Cronaca
La protesta

Trieste chiama Ivrea risponde scendendo in piazza

In 300, per ora, si sono dati appuntamento in piazza Ottinetti per protestare contro il Green Pass.

Trieste chiama Ivrea risponde scendendo in piazza
Cronaca 07 Novembre 2021 ore 16:07

Trieste chiama Ivrea che accoglie l'appello lanciato dai portuali.

Trieste chiama Ivrea

Si sono radunati in 300 oggi pomeriggio, domenica 7 novembre 2021, in piazza Ottinetti pere no al Green Pass, ma non solo. E' nato pure nella città delle «rosse torri» il gruppo social «Trieste chiama, Ivrea risponde», accogliendo l'appello lanciato dai portuali triestini dopo l'introduzione del green pass anche sul lavoro dal 15 ottobre scorso. In poche settimane la community su Facebook ha già raggiunto oltre 2mila iscritti e raccoglie il dissenso di tanti lavoratori anche sul territorio locale: in primis insegnanti, sanitari, avvocati e forze dell'ordine.

L'appuntamento.

La manifestazione è in corso e sono numerosi i rappresentanti dei gruppi locali si sono dati appuntamento in piazza Ottinetti, dalle 15 alle 18.30, per esprimere il proprio «Canto Libero»: è questo il nome dato alla manifestazione, promossa dal coordinamento Mai Domi, un movimento popolare spontaneo sorto nell’Eporediese già la scorsa estate, pochi mesi dopo l’insediamento del governo Draghi.
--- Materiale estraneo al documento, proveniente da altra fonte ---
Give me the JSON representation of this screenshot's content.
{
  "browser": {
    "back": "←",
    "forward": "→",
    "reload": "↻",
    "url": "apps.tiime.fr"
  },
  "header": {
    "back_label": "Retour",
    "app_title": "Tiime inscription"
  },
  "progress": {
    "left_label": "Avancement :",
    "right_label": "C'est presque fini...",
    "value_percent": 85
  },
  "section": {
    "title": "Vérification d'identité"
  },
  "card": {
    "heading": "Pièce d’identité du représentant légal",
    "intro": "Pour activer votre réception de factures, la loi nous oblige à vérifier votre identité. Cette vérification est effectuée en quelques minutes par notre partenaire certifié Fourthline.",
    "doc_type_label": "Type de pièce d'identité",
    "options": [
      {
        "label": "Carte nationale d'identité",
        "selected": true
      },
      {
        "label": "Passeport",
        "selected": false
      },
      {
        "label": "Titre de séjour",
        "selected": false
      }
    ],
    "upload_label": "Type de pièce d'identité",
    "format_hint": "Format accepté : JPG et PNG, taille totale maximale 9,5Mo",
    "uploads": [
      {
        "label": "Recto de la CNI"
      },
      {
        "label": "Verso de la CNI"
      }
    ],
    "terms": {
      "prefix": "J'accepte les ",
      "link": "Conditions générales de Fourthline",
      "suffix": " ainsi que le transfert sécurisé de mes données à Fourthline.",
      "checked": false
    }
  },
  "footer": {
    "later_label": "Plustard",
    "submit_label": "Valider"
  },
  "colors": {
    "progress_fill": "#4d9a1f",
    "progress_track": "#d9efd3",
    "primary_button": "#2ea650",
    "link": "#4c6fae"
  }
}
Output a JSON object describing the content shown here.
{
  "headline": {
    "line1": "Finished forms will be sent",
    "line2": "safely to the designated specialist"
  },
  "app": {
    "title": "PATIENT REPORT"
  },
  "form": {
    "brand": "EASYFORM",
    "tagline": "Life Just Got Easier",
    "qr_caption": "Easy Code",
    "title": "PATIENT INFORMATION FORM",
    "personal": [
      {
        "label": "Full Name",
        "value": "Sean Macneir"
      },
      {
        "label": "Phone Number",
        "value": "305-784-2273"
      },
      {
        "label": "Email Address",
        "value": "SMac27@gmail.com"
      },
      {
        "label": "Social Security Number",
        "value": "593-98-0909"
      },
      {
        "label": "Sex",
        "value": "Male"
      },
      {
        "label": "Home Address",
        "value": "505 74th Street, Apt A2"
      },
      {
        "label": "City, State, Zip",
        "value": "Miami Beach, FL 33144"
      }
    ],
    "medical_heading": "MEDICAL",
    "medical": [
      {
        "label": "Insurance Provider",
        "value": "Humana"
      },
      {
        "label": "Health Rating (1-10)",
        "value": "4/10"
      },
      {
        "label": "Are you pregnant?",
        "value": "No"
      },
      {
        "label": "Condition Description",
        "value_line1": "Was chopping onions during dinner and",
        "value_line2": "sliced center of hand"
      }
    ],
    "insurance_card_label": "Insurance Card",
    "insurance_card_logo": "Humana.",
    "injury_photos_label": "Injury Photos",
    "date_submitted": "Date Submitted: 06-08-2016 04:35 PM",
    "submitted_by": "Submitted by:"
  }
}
Ma in zona ne erano e ne sono stati avviati altri, come Resistenza Eporediese; o, ad esempio, La Variante Torinese, nata sotto la Mole.

Anche da Trieste

Ospiti, oggi, anche da Trieste, diventata insieme a Genova, un po' l'icona di questa protesta pacifica - o meglio disobbedienza frommiana - nonché da Torino, Biella, Asti, Alessandria. E poi da oltre i confini regionali, come Aosta e Roma. Quanti appoggiano l'iniziativa respingono le etichette di «No Vax» o «No Green pass», perché tra loro si contano anche molte persone vaccinate, non soltanto chi per ragioni diverse (non tanto quelle troppo spesso ridicolizzate o banalizzate nel corso di questi mesi) ha deciso di non sottoporsi alla campagna statale. Altrettanti, pur obbligati a dotarsi del lasciapassare (perché vaccinati, guariti dal Covid-19 o sottoposti quasi quotidianamente ai tamponi), non ne condividono l'applicazione in quegli ambiti incidenti sui cosiddetti bisogni primari, definiti dalla sociologia, su tutti il lavoro base del sostentamento di ogni individuo.

Ivrea ha risposto

Da queste premesse, dunque, ha preso forma anche l'iniziativa locale, battezzata tramite lo slogan «Trieste chiama» e  Ivrea ha risposto con 300 manifestando, per ora, pubblicando inoltre sul gruppo social un'immagine diventata ormai emblematica: il portuale triestino travolto dall'acqua degli idranti durante la carica dei poliziotti appena qualche giorno dopo il sit–in iniziato al varco 4 del molo settimo. I partecipanti stanno raccontando la propria esperienza e portando il loro contributo umano per difendere i diritti costituzionali: è questo, infatti, il comune denominatore dei sodalizi sorti in questi ultimi mesi anche nell’Eporediese.